In Übereinstimmung mit diesen Ergebnissen berichtete die randomisierte, placebokontrollierte klinische Studie Postmenopausal Estrogen/Progestin Interventions (PEPI) über eine nicht-signifikante Veränderung der mammographischen Dichte von +1,2 % nach 1 Jahr CEE-Behandlung im Vergleich zu signifikanten Erhöhungen von +3,1 bis +4,8 % für verschiedene EPT-Schemata. In der WHI-Studie wurden keine absoluten Veränderungen der mammographischen Dichte berichtet, obwohl CEE insgesamt zu einem höheren Prozentsatz von Frauen mit abnormalen Mammographien führte (36,2 % für CEE im Vergleich zu 28,1 % für Placebo).
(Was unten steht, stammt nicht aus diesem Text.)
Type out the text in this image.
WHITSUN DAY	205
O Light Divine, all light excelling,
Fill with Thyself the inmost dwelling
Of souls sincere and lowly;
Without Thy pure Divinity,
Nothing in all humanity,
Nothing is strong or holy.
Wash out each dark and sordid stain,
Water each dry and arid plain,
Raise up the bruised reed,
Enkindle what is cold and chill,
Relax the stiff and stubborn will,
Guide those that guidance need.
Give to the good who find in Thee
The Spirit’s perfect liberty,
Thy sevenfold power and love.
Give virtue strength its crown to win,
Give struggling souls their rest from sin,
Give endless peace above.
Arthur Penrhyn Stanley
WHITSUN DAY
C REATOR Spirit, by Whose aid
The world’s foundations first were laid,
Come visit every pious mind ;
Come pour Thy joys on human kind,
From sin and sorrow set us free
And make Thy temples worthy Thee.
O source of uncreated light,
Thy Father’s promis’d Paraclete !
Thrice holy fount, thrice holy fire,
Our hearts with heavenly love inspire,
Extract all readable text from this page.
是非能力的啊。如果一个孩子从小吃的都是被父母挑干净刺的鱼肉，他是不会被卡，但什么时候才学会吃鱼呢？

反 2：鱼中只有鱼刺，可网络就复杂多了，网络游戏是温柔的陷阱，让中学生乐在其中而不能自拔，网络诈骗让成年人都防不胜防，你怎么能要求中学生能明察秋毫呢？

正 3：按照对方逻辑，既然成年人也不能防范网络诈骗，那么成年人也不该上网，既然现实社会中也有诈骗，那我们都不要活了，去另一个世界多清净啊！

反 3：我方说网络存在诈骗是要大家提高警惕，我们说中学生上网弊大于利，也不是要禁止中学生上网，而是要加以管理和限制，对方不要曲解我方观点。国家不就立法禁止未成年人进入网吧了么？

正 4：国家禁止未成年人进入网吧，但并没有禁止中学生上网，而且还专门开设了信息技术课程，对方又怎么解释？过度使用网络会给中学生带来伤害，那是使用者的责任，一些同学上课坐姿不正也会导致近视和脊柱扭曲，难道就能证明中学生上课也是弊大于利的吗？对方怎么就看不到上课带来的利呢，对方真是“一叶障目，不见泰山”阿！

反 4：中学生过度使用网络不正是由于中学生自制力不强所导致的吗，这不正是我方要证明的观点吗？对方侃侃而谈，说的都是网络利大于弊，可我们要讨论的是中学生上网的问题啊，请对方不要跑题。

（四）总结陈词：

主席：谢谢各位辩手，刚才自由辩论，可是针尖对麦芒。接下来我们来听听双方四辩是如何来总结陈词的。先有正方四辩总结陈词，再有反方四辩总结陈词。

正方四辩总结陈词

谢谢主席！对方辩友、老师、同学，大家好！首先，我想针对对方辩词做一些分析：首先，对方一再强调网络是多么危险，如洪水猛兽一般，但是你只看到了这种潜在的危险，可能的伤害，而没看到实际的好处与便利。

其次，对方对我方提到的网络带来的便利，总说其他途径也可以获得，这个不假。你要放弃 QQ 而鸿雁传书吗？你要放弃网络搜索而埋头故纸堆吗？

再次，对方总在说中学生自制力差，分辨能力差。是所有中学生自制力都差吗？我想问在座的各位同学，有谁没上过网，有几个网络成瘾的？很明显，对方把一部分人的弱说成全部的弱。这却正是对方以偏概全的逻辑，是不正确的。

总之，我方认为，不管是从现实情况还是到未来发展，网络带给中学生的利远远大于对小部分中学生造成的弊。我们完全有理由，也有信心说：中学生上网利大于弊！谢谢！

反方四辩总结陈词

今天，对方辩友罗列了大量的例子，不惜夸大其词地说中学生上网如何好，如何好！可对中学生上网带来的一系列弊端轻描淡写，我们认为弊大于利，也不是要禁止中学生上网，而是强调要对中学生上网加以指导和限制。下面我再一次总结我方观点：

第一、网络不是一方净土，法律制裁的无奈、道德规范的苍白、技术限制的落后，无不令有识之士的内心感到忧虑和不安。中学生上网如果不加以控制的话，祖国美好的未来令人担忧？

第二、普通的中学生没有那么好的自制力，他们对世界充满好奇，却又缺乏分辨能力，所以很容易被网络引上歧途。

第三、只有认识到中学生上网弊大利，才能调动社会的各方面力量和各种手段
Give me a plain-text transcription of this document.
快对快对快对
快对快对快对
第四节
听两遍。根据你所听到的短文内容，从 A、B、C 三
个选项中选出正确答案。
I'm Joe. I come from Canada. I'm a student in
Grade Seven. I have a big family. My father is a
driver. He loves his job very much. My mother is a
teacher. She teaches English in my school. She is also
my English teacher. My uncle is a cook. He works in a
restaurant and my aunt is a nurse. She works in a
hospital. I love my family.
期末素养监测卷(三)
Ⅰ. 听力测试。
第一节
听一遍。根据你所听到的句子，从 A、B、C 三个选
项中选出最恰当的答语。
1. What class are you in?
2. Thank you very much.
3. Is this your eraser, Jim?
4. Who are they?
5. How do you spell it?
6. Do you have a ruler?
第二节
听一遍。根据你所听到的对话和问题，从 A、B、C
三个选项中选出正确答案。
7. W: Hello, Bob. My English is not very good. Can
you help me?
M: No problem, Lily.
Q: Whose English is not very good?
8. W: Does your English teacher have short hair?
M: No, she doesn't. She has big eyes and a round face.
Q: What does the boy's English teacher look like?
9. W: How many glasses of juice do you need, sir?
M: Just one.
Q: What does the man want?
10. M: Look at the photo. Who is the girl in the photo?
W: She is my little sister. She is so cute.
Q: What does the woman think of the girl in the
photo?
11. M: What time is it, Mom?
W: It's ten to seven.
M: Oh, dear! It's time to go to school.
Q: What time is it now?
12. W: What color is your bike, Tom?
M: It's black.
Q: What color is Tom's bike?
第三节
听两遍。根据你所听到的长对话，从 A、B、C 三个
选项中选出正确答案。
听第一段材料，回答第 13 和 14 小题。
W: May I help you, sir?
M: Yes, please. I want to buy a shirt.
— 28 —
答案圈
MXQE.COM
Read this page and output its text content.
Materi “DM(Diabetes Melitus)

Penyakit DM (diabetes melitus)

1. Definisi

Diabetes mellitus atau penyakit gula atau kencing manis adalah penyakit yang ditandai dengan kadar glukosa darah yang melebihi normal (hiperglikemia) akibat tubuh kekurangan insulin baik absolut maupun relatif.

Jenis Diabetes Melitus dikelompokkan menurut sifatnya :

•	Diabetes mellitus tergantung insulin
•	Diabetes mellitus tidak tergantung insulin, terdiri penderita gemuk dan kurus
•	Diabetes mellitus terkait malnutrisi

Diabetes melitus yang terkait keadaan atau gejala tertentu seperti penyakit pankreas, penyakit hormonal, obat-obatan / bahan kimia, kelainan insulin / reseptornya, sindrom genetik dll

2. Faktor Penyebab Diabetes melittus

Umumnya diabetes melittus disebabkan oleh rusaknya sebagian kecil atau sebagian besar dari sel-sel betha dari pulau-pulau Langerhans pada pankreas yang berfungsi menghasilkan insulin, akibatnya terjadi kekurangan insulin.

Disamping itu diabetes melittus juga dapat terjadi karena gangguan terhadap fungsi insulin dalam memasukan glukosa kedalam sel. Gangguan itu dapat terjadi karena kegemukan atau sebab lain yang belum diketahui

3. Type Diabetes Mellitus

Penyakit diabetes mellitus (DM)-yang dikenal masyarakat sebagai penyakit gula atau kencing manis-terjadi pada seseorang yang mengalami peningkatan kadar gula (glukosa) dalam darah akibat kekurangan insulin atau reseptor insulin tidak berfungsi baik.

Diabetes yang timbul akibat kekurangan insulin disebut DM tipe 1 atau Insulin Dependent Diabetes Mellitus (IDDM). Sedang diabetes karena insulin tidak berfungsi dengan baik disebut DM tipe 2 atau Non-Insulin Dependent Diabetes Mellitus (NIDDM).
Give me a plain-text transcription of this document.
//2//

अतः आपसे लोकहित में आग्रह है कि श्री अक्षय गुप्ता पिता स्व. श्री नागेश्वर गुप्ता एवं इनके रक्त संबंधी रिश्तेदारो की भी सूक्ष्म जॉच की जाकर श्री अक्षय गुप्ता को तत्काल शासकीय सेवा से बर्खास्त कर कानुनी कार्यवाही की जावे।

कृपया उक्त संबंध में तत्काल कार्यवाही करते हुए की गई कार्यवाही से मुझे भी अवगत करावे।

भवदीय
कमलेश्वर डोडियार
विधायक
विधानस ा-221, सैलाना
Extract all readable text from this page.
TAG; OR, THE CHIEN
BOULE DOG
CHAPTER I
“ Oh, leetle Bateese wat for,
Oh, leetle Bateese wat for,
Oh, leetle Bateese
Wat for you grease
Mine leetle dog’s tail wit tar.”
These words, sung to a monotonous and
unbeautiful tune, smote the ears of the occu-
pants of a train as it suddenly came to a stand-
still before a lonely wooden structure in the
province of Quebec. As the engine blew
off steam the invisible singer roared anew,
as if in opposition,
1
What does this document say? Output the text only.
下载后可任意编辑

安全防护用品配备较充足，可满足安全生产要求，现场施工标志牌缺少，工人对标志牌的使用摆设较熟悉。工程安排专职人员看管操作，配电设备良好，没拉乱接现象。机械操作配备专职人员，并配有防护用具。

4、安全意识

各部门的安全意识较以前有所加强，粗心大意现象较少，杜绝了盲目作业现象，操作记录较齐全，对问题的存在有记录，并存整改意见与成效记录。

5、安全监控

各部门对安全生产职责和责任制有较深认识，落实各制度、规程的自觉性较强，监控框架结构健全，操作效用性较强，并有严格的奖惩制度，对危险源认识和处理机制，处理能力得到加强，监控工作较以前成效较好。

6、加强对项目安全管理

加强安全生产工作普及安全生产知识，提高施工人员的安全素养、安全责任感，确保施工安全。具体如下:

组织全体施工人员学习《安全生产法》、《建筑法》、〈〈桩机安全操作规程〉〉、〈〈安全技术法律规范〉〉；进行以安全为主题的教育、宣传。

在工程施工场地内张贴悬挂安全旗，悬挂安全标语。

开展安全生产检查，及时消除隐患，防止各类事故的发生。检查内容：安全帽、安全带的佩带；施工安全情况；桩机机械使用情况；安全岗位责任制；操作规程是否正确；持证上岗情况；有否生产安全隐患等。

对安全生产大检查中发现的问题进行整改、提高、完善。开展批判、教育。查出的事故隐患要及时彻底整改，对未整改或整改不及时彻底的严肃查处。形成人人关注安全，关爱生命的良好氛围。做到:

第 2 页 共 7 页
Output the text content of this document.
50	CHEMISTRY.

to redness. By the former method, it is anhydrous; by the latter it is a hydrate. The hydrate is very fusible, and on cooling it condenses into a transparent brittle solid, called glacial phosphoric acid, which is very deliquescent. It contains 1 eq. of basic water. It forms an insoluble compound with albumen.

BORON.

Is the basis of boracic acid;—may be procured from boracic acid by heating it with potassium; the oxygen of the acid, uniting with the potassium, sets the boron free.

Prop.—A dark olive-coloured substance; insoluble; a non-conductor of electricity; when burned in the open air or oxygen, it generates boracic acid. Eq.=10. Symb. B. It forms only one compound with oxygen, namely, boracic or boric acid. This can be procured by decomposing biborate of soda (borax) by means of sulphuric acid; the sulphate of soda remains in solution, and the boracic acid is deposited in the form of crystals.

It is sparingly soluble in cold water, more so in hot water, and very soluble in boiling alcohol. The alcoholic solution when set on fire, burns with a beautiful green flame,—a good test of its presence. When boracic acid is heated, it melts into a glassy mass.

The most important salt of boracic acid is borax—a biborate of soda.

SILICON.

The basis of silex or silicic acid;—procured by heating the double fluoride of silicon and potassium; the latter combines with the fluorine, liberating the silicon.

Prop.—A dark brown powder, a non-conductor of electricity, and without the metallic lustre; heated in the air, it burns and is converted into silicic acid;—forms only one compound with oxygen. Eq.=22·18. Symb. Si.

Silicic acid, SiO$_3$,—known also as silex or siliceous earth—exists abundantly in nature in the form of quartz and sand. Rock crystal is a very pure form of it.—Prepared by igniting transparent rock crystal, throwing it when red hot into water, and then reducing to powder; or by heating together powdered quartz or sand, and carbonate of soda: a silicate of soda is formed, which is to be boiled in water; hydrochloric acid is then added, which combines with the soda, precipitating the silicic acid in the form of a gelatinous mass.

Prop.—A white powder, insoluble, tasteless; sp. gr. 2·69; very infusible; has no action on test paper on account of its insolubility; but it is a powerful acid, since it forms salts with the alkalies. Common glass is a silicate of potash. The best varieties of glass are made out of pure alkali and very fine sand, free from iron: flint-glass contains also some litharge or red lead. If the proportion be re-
Zusammenfassend lässt sich sagen, dass zwar allgemeines Einvernehmen darüber besteht, dass die endogene Östrogenexposition eine wichtige Rolle in der Ätiologie des Brustkrebses spielt, aber das Ausmaß, in dem die postmenopausale exogene Östrogenexposition das Risiko beeinflusst, ist weit weniger sicher. Aktuelle Erkenntnisse deuten darauf hin, dass die Einnahme von oralen ET (insbesondere CEE) durch relativ gesunde postmenopausale Frauen über einen Zeitraum < von 10 Jahren ein sehr geringes, wenn überhaupt vorhandenes Risiko für Brustkrebs und minimale bis keine Auswirkungen auf das Wiederauftreten von Brustkrebs oder die Sterblichkeit bei Überlebenden von Brustkrebs hat. Diese Informationen stellen einen sinnvollen Kontext für die Betrachtung möglicher unerwünschter Wirkungen von diätetischen Sojaprodukten oder Isoflavonen dar. In Anbetracht des geringen Gesamtrisikos, das mit einer pharmakologischen Estrogenexposition verbunden ist, wie vernünftig ist es zu erwarten, dass irgendwelche schwachen estrogenähnlichen Effekte von Isoflavonen aus Soja (die in der Brust noch nicht eindeutig nachgewiesen wurden) das Brustkrebsrisiko erhöhen oder die Prognose von Brustkrebspatientinnen verschlechtern könnten?